Anharmonic Lattice Dynamics, Phase Transitions and Thermal Transport in Light-Element Crystalline Perovskites

A fundamental understanding of lattice dynamics and heat conduction in highly anharmonic compounds is essential for realizing high-performance thermoelectrics, photovoltaics and thermal barrier coatings. In this work, we employ the stochastic self-consistent harmonic approximation (SSCHA), combined with the unified theory of thermal transport, to systematically investigate anharmonic phonon renormalization, phase transitions, and thermal transport in crystalline KCaF_3. Compared to other anharmonic phonon renormalization techniques, the SSCHA method allows the relaxation of the internal atomic coordinates, providing a more accurate representation of finite-temperature phonons with the quantum nuclei fluctuation. Therefore, the SSCHA is an ideal tool to investigate the temperature-dependent phonon properties of the light-element perovskite KCaF_3, even in the presence of large atomic displacements at finite temperatures.
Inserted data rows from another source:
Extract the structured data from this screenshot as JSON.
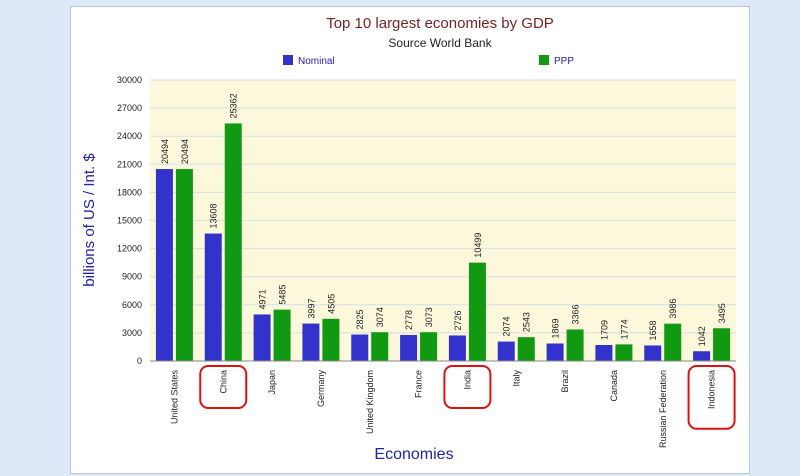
{
  "chart_data": {
    "type": "bar",
    "title": "Top 10 largest economies by GDP",
    "subtitle": "Source World Bank",
    "xlabel": "Economies",
    "ylabel": "billions of US / Int. $",
    "ylim": [
      0,
      30000
    ],
    "yticks": [
      0,
      3000,
      6000,
      9000,
      12000,
      15000,
      18000,
      21000,
      24000,
      27000,
      30000
    ],
    "grid": true,
    "legend_position": "top",
    "categories": [
      "United States",
      "China",
      "Japan",
      "Germany",
      "United Kingdom",
      "France",
      "India",
      "Italy",
      "Brazil",
      "Canada",
      "Russian Federation",
      "Indonesia"
    ],
    "series": [
      {
        "name": "Nominal",
        "color": "#3333cc",
        "values": [
          20494,
          13608,
          4971,
          3997,
          2825,
          2778,
          2726,
          2074,
          1869,
          1709,
          1658,
          1042
        ]
      },
      {
        "name": "PPP",
        "color": "#119911",
        "values": [
          20494,
          25362,
          5485,
          4505,
          3074,
          3073,
          10499,
          2543,
          3366,
          1774,
          3986,
          3495
        ]
      }
    ],
    "highlighted_categories": [
      "China",
      "India",
      "Indonesia"
    ],
    "colors": {
      "plot_background": "#fcf8dc",
      "title": "#7a2222",
      "axis_title": "#2222aa",
      "highlight": "#dd1111",
      "grid": "#d7dfe8"
    }
  }
}
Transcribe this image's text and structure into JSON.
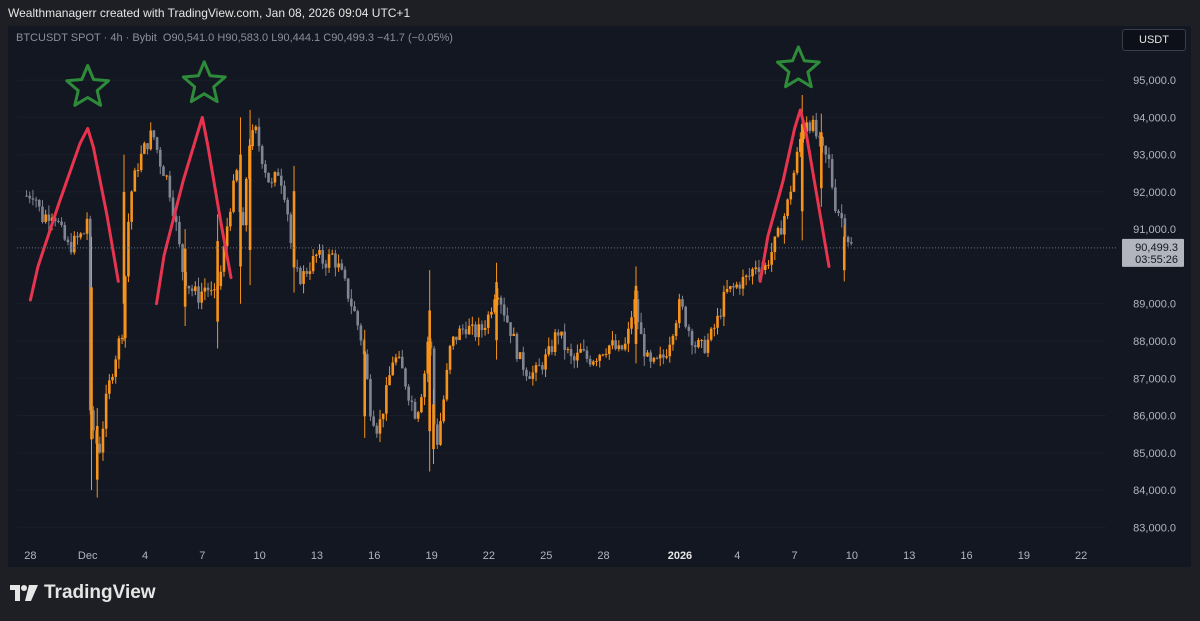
{
  "header": {
    "credit": "Wealthmanagerr created with TradingView.com, Jan 08, 2026 09:04 UTC+1"
  },
  "symbol_info": {
    "symbol": "BTCUSDT SPOT · 4h · Bybit",
    "o_label": "O",
    "o_value": "90,541.0",
    "h_label": "H",
    "h_value": "90,583.0",
    "l_label": "L",
    "l_value": "90,444.1",
    "c_label": "C",
    "c_value": "90,499.3",
    "change": "−41.7 (−0.05%)"
  },
  "currency": "USDT",
  "footer": {
    "brand": "TradingView"
  },
  "colors": {
    "up": "#f7931a",
    "down": "#7f8593",
    "trend_line": "#e8344e",
    "star": "#2e8b3a",
    "last_price_bg": "#b2b5be",
    "last_price_fg": "#131722"
  },
  "chart_data": {
    "type": "candlestick",
    "ylim": [
      82500,
      95700
    ],
    "y_ticks": [
      {
        "value": 95000,
        "label": "95,000.0"
      },
      {
        "value": 94000,
        "label": "94,000.0"
      },
      {
        "value": 93000,
        "label": "93,000.0"
      },
      {
        "value": 92000,
        "label": "92,000.0"
      },
      {
        "value": 91000,
        "label": "91,000.0"
      },
      {
        "value": 89000,
        "label": "89,000.0"
      },
      {
        "value": 88000,
        "label": "88,000.0"
      },
      {
        "value": 87000,
        "label": "87,000.0"
      },
      {
        "value": 86000,
        "label": "86,000.0"
      },
      {
        "value": 85000,
        "label": "85,000.0"
      },
      {
        "value": 84000,
        "label": "84,000.0"
      },
      {
        "value": 83000,
        "label": "83,000.0"
      }
    ],
    "x_ticks": [
      {
        "day": 28,
        "label": "28",
        "bold": false
      },
      {
        "day": 31,
        "label": "Dec",
        "bold": false
      },
      {
        "day": 34,
        "label": "4",
        "bold": false
      },
      {
        "day": 37,
        "label": "7",
        "bold": false
      },
      {
        "day": 40,
        "label": "10",
        "bold": false
      },
      {
        "day": 43,
        "label": "13",
        "bold": false
      },
      {
        "day": 46,
        "label": "16",
        "bold": false
      },
      {
        "day": 49,
        "label": "19",
        "bold": false
      },
      {
        "day": 52,
        "label": "22",
        "bold": false
      },
      {
        "day": 55,
        "label": "25",
        "bold": false
      },
      {
        "day": 58,
        "label": "28",
        "bold": false
      },
      {
        "day": 62,
        "label": "2026",
        "bold": true
      },
      {
        "day": 65,
        "label": "4",
        "bold": false
      },
      {
        "day": 68,
        "label": "7",
        "bold": false
      },
      {
        "day": 71,
        "label": "10",
        "bold": false
      },
      {
        "day": 74,
        "label": "13",
        "bold": false
      },
      {
        "day": 77,
        "label": "16",
        "bold": false
      },
      {
        "day": 80,
        "label": "19",
        "bold": false
      },
      {
        "day": 83,
        "label": "22",
        "bold": false
      }
    ],
    "last_price": {
      "value": 90499.3,
      "label": "90,499.3",
      "countdown": "03:55:26"
    },
    "path_points": [
      [
        27.8,
        91900
      ],
      [
        28.2,
        92000
      ],
      [
        28.6,
        91300
      ],
      [
        29.2,
        91500
      ],
      [
        29.7,
        90800
      ],
      [
        30.0,
        90500
      ],
      [
        30.8,
        90900
      ],
      [
        31.0,
        91400
      ],
      [
        31.1,
        86000
      ],
      [
        31.6,
        85000
      ],
      [
        32.0,
        86500
      ],
      [
        32.4,
        87500
      ],
      [
        32.8,
        88300
      ],
      [
        33.2,
        91800
      ],
      [
        33.6,
        92700
      ],
      [
        34.0,
        93200
      ],
      [
        34.4,
        93600
      ],
      [
        34.8,
        92800
      ],
      [
        35.2,
        92300
      ],
      [
        35.6,
        91200
      ],
      [
        36.0,
        89800
      ],
      [
        36.4,
        89400
      ],
      [
        36.8,
        89200
      ],
      [
        37.2,
        89500
      ],
      [
        37.6,
        89100
      ],
      [
        38.0,
        89900
      ],
      [
        38.4,
        91500
      ],
      [
        38.8,
        92500
      ],
      [
        39.1,
        90600
      ],
      [
        39.4,
        93300
      ],
      [
        39.8,
        93600
      ],
      [
        40.2,
        92800
      ],
      [
        40.6,
        92100
      ],
      [
        41.0,
        92600
      ],
      [
        41.4,
        91800
      ],
      [
        41.8,
        89800
      ],
      [
        42.2,
        89700
      ],
      [
        42.6,
        90000
      ],
      [
        43.0,
        90300
      ],
      [
        43.4,
        90100
      ],
      [
        43.8,
        90300
      ],
      [
        44.2,
        89900
      ],
      [
        44.6,
        89300
      ],
      [
        45.0,
        88700
      ],
      [
        45.4,
        87900
      ],
      [
        45.8,
        86200
      ],
      [
        46.2,
        85600
      ],
      [
        46.6,
        86500
      ],
      [
        47.0,
        87600
      ],
      [
        47.4,
        87300
      ],
      [
        47.8,
        86600
      ],
      [
        48.2,
        86000
      ],
      [
        48.6,
        87000
      ],
      [
        48.9,
        88500
      ],
      [
        49.2,
        85000
      ],
      [
        49.6,
        86300
      ],
      [
        50.0,
        87900
      ],
      [
        50.4,
        88200
      ],
      [
        50.8,
        88400
      ],
      [
        51.2,
        88200
      ],
      [
        51.6,
        88300
      ],
      [
        52.0,
        88700
      ],
      [
        52.4,
        89500
      ],
      [
        52.8,
        88800
      ],
      [
        53.2,
        88200
      ],
      [
        53.6,
        87500
      ],
      [
        54.0,
        87200
      ],
      [
        54.4,
        87100
      ],
      [
        54.8,
        87400
      ],
      [
        55.2,
        87700
      ],
      [
        55.6,
        88300
      ],
      [
        56.0,
        87800
      ],
      [
        56.4,
        87400
      ],
      [
        56.8,
        87700
      ],
      [
        57.2,
        87500
      ],
      [
        57.6,
        87600
      ],
      [
        58.0,
        87800
      ],
      [
        58.4,
        87900
      ],
      [
        58.8,
        87700
      ],
      [
        59.2,
        87900
      ],
      [
        59.6,
        89100
      ],
      [
        60.0,
        88000
      ],
      [
        60.4,
        87300
      ],
      [
        60.8,
        87400
      ],
      [
        61.2,
        87600
      ],
      [
        61.6,
        88300
      ],
      [
        62.0,
        89000
      ],
      [
        62.4,
        88400
      ],
      [
        62.8,
        87900
      ],
      [
        63.2,
        87800
      ],
      [
        63.6,
        88100
      ],
      [
        64.0,
        88600
      ],
      [
        64.4,
        89300
      ],
      [
        64.8,
        89400
      ],
      [
        65.2,
        89600
      ],
      [
        65.6,
        89700
      ],
      [
        66.0,
        90100
      ],
      [
        66.4,
        89900
      ],
      [
        66.8,
        90400
      ],
      [
        67.2,
        90900
      ],
      [
        67.6,
        91600
      ],
      [
        68.0,
        92600
      ],
      [
        68.3,
        93400
      ],
      [
        68.6,
        94000
      ],
      [
        69.0,
        93700
      ],
      [
        69.4,
        93100
      ],
      [
        69.8,
        92800
      ],
      [
        70.1,
        91700
      ],
      [
        70.4,
        91400
      ],
      [
        70.7,
        90900
      ],
      [
        71.0,
        90500
      ]
    ],
    "spikes": [
      {
        "day": 31.2,
        "low": 84000,
        "high": 90800
      },
      {
        "day": 31.5,
        "low": 83800,
        "high": 86200
      },
      {
        "day": 32.9,
        "low": 88000,
        "high": 93000
      },
      {
        "day": 36.1,
        "low": 88400,
        "high": 91000
      },
      {
        "day": 37.8,
        "low": 87800,
        "high": 91400
      },
      {
        "day": 39.0,
        "low": 89000,
        "high": 94000
      },
      {
        "day": 39.5,
        "low": 89500,
        "high": 94200
      },
      {
        "day": 41.8,
        "low": 89300,
        "high": 92700
      },
      {
        "day": 45.5,
        "low": 85400,
        "high": 88300
      },
      {
        "day": 48.9,
        "low": 84500,
        "high": 89900
      },
      {
        "day": 49.1,
        "low": 84700,
        "high": 86700
      },
      {
        "day": 52.4,
        "low": 87500,
        "high": 90100
      },
      {
        "day": 59.7,
        "low": 87400,
        "high": 90000
      },
      {
        "day": 68.4,
        "low": 90700,
        "high": 94600
      },
      {
        "day": 69.4,
        "low": 91600,
        "high": 94100
      },
      {
        "day": 70.6,
        "low": 89600,
        "high": 91100
      }
    ],
    "trend_lines": [
      [
        [
          28.0,
          89100
        ],
        [
          28.4,
          90000
        ],
        [
          29.5,
          91700
        ],
        [
          30.6,
          93300
        ],
        [
          31.0,
          93700
        ],
        [
          31.3,
          93200
        ],
        [
          32.0,
          91400
        ],
        [
          32.6,
          89600
        ]
      ],
      [
        [
          34.6,
          89000
        ],
        [
          35.0,
          90300
        ],
        [
          36.0,
          92300
        ],
        [
          37.0,
          94000
        ],
        [
          37.3,
          93200
        ],
        [
          38.0,
          91100
        ],
        [
          38.5,
          89700
        ]
      ],
      [
        [
          66.2,
          89600
        ],
        [
          66.6,
          90800
        ],
        [
          67.4,
          92300
        ],
        [
          68.0,
          93700
        ],
        [
          68.3,
          94200
        ],
        [
          68.6,
          93600
        ],
        [
          69.2,
          91800
        ],
        [
          69.8,
          90000
        ]
      ]
    ],
    "star_annotations": [
      {
        "day": 31.0,
        "price": 94800
      },
      {
        "day": 37.1,
        "price": 94900
      },
      {
        "day": 68.2,
        "price": 95300
      }
    ]
  }
}
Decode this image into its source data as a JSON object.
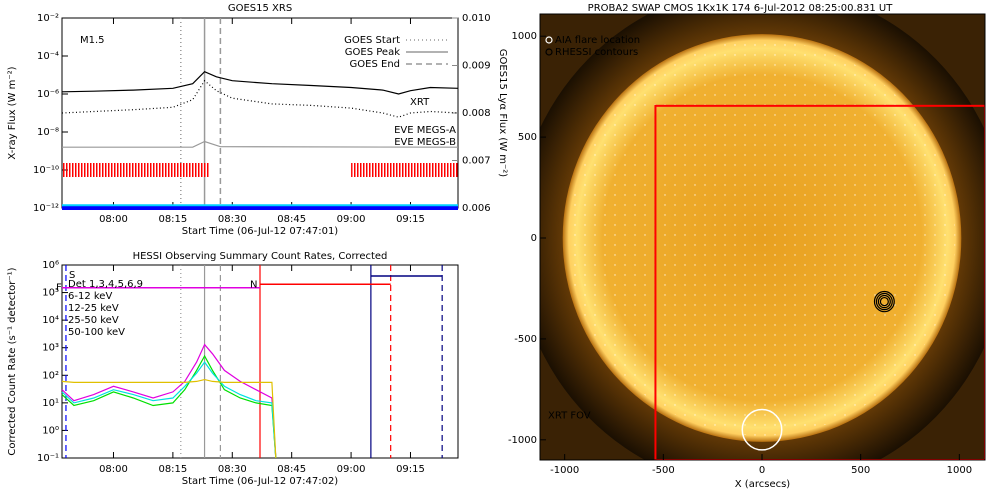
{
  "chart_data": [
    {
      "type": "line",
      "title": "GOES15 XRS",
      "log_scale": true,
      "xlabel": "Start Time (06-Jul-12 07:47:01)",
      "ylabel": "X-ray Flux (W m⁻²)",
      "y2label": "GOES15 Lyα Flux (W m⁻²)",
      "xlim": [
        "07:47",
        "09:27"
      ],
      "xticks": [
        "08:00",
        "08:15",
        "08:30",
        "08:45",
        "09:00",
        "09:15"
      ],
      "ylim": [
        1e-12,
        0.01
      ],
      "yticks": [
        {
          "value": 1e-12,
          "label": "10⁻¹²"
        },
        {
          "value": 1e-10,
          "label": "10⁻¹⁰"
        },
        {
          "value": 1e-08,
          "label": "10⁻⁸"
        },
        {
          "value": 1e-06,
          "label": "10⁻⁶"
        },
        {
          "value": 0.0001,
          "label": "10⁻⁴"
        },
        {
          "value": 0.01,
          "label": "10⁻²"
        }
      ],
      "y2lim": [
        0.006,
        0.01
      ],
      "y2ticks": [
        0.006,
        0.007,
        0.008,
        0.009,
        {
          "value": 0.01,
          "label": "0.010"
        }
      ],
      "series": [
        {
          "color": "#000000",
          "style": "solid",
          "x": [
            "07:47",
            "07:55",
            "08:05",
            "08:15",
            "08:20",
            "08:23",
            "08:26",
            "08:30",
            "08:40",
            "08:50",
            "09:00",
            "09:08",
            "09:12",
            "09:15",
            "09:20",
            "09:27"
          ],
          "values": [
            1.3e-06,
            1.4e-06,
            1.6e-06,
            2e-06,
            3.5e-06,
            1.5e-05,
            8e-06,
            5e-06,
            3.5e-06,
            2.8e-06,
            2.2e-06,
            1.6e-06,
            1e-06,
            1.5e-06,
            2.2e-06,
            2e-06
          ]
        },
        {
          "color": "#000000",
          "style": "dotted",
          "x": [
            "07:47",
            "07:55",
            "08:05",
            "08:15",
            "08:20",
            "08:23",
            "08:26",
            "08:30",
            "08:40",
            "08:50",
            "09:00",
            "09:08",
            "09:12",
            "09:15",
            "09:20",
            "09:27"
          ],
          "values": [
            1e-07,
            1.2e-07,
            1.5e-07,
            2e-07,
            5e-07,
            5e-06,
            1.5e-06,
            6e-07,
            3e-07,
            2.5e-07,
            1.8e-07,
            1e-07,
            6e-08,
            1e-07,
            1.2e-07,
            1e-07
          ]
        },
        {
          "color": "#999999",
          "style": "solid",
          "axis": "y2",
          "x": [
            "07:47",
            "08:20",
            "08:23",
            "08:27",
            "09:27"
          ],
          "values": [
            0.00728,
            0.00728,
            0.0074,
            0.00729,
            0.00728
          ]
        },
        {
          "name": "EVE MEGS-A",
          "color": "#0000ff",
          "style": "solid",
          "width": 4,
          "x": [
            "07:47",
            "09:27"
          ],
          "values": [
            1e-12,
            1e-12
          ]
        },
        {
          "name": "EVE MEGS-B",
          "color": "#00d0ff",
          "style": "solid",
          "width": 2,
          "x": [
            "07:47",
            "09:27"
          ],
          "values": [
            1.4e-12,
            1.4e-12
          ]
        }
      ],
      "events": [
        {
          "name": "GOES Start",
          "x": "08:17",
          "style": "dotted",
          "color": "#999999"
        },
        {
          "name": "GOES Peak",
          "x": "08:23",
          "style": "solid",
          "color": "#999999"
        },
        {
          "name": "GOES End",
          "x": "08:27",
          "style": "dashed",
          "color": "#999999"
        }
      ],
      "flare_class": "M1.5",
      "xrt": {
        "label": "XRT",
        "color": "#ff0000",
        "y": 1e-10,
        "intervals": [
          [
            "07:47",
            "08:24"
          ],
          [
            "09:00",
            "09:27"
          ]
        ]
      }
    },
    {
      "type": "line",
      "title": "HESSI Observing Summary Count Rates, Corrected",
      "log_scale": true,
      "xlabel": "Start Time (06-Jul-12 07:47:02)",
      "ylabel": "Corrected Count Rate (s⁻¹ detector⁻¹)",
      "xlim": [
        "07:47",
        "09:27"
      ],
      "xticks": [
        "08:00",
        "08:15",
        "08:30",
        "08:45",
        "09:00",
        "09:15"
      ],
      "ylim": [
        0.1,
        1000000.0
      ],
      "yticks": [
        {
          "value": 0.1,
          "label": "10⁻¹"
        },
        {
          "value": 1,
          "label": "10⁰"
        },
        {
          "value": 10,
          "label": "10¹"
        },
        {
          "value": 100,
          "label": "10²"
        },
        {
          "value": 1000,
          "label": "10³"
        },
        {
          "value": 10000,
          "label": "10⁴"
        },
        {
          "value": 100000,
          "label": "10⁵"
        },
        {
          "value": 1000000,
          "label": "10⁶"
        }
      ],
      "detectors": "Det 1,3,4,5,6,9",
      "x": [
        "07:47",
        "07:50",
        "07:55",
        "08:00",
        "08:05",
        "08:10",
        "08:15",
        "08:18",
        "08:21",
        "08:23",
        "08:25",
        "08:28",
        "08:32",
        "08:36",
        "08:40",
        "08:41"
      ],
      "series": [
        {
          "name": "6-12 keV",
          "color": "#e000e0",
          "values": [
            30,
            12,
            20,
            40,
            25,
            15,
            25,
            60,
            300,
            1300,
            600,
            150,
            60,
            30,
            15,
            0.1
          ]
        },
        {
          "name": "12-25 keV",
          "color": "#00e000",
          "values": [
            20,
            8,
            12,
            25,
            15,
            8,
            10,
            30,
            150,
            500,
            150,
            30,
            15,
            10,
            8,
            0.1
          ]
        },
        {
          "name": "25-50 keV",
          "color": "#00e0e0",
          "values": [
            25,
            10,
            15,
            30,
            20,
            12,
            15,
            40,
            120,
            300,
            120,
            40,
            20,
            12,
            10,
            0.1
          ]
        },
        {
          "name": "50-100 keV",
          "color": "#e0c000",
          "values": [
            60,
            55,
            55,
            55,
            55,
            55,
            55,
            55,
            60,
            70,
            60,
            55,
            55,
            55,
            55,
            0.1
          ]
        }
      ],
      "vlines": [
        {
          "x": "07:48",
          "color": "#0000ff",
          "style": "dashed",
          "label": "S"
        },
        {
          "x": "08:17",
          "color": "#999999",
          "style": "dotted"
        },
        {
          "x": "08:23",
          "color": "#999999",
          "style": "solid"
        },
        {
          "x": "08:27",
          "color": "#999999",
          "style": "dashed"
        },
        {
          "x": "08:37",
          "color": "#ff0000",
          "style": "solid"
        },
        {
          "x": "09:10",
          "color": "#ff0000",
          "style": "dashed"
        },
        {
          "x": "09:05",
          "color": "#000080",
          "style": "solid"
        },
        {
          "x": "09:23",
          "color": "#000080",
          "style": "dashed"
        }
      ],
      "states": [
        {
          "label": "F",
          "color": "#e000e0",
          "x": [
            "07:47",
            "08:37"
          ],
          "y": 150000
        },
        {
          "label": "N",
          "color": "#ff0000",
          "x": [
            "08:37",
            "09:10"
          ],
          "y": 200000
        },
        {
          "color": "#000080",
          "x": [
            "09:05",
            "09:23"
          ],
          "y": 400000
        }
      ]
    },
    {
      "type": "image",
      "title": "PROBA2 SWAP CMOS 1Kx1K 174   6-Jul-2012 08:25:00.831 UT",
      "xlabel": "X (arcsecs)",
      "xlim": [
        -1125,
        1130
      ],
      "ylim": [
        -1100,
        1110
      ],
      "xticks": [
        -1000,
        -500,
        0,
        500,
        1000
      ],
      "yticks": [
        -1000,
        -500,
        0,
        500,
        1000
      ],
      "legend": [
        {
          "name": "AIA flare location",
          "color": "#ffffff"
        },
        {
          "name": "RHESSI contours",
          "color": "#000000"
        }
      ],
      "aia": {
        "x": 0,
        "y": -950,
        "r": 100
      },
      "rhessi": {
        "x": 620,
        "y": -315,
        "radii": [
          20,
          30,
          40,
          50
        ]
      },
      "fov": {
        "label": "XRT FOV",
        "color": "#ff0000",
        "x": [
          -540,
          1130
        ],
        "y": [
          -1100,
          655
        ]
      }
    }
  ]
}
Additionally, our calculations not only give the finite-temperature effective harmonic force constants but also the temperature-dependent higher-order force constants, which is essential for accurately modeling thermal transport in strongly anharmonic compounds. Finally, using the unified theory of thermal transport incorporating both phonon propagation and coherence, we find an ultralow lattice thermal conductivity of the light-element perovskite KCaF_3, which makes it a highly promising material for thermoelectrics and thermal barrier coatings.